Dit zou betekenen dat de maximale mestgift eigenlijk voor elk bedrijf anders zou moeten zijn. Dus helemaal eerlijk zijn de gebruiksnormen niet. Een getallenvoorbeeld, rekenend met fosfaat, want dat is eenvoudiger dan rekenen met stikstof. Het maximale fosfaatoverschot per hectare is ‘0’. Bij een opbrengst van 11 ton droge stof gras en een fosforgehalte van 3,8 g P/kg droge stof (= 8,7 kilo P2O5) is die opbrengst goed voor ruim 95 kilo fosfaat per hectare. Om een fosfaatoverschot van ‘0’ te realiseren, zou deze hoeveelheid van 95 kilo ook bemest mogen worden.
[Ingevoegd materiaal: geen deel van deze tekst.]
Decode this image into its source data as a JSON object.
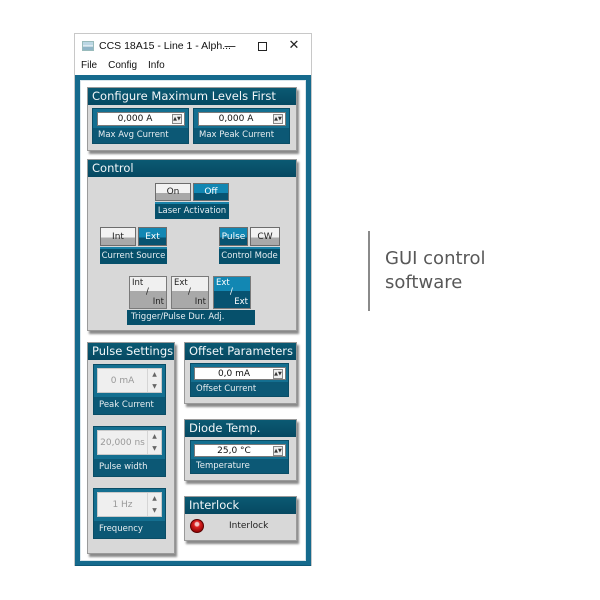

Maar de gebruiksnorm is ‘slechts’ 90 kilo fosfaat per hectare. In dit geval ontstaat een negatief fosfaat­overschot van 5 kilo per hectare en is de benodigde ­bemesting niet te halen. Dit voelt zuur en toont daarmee het gelijk aan van de veelgehoorde kreten.

De overheid is zich bewust van deze problematiek
en laat onderzoek doen met enkele pilots. BEP- en BES-pilots, om op basis van gewasopbrengsten bedrijfsspe­cifiek te bemesten. Spannend hierbij is hoe de gewas­opbrengst betrouwbaar in beeld wordt gebracht.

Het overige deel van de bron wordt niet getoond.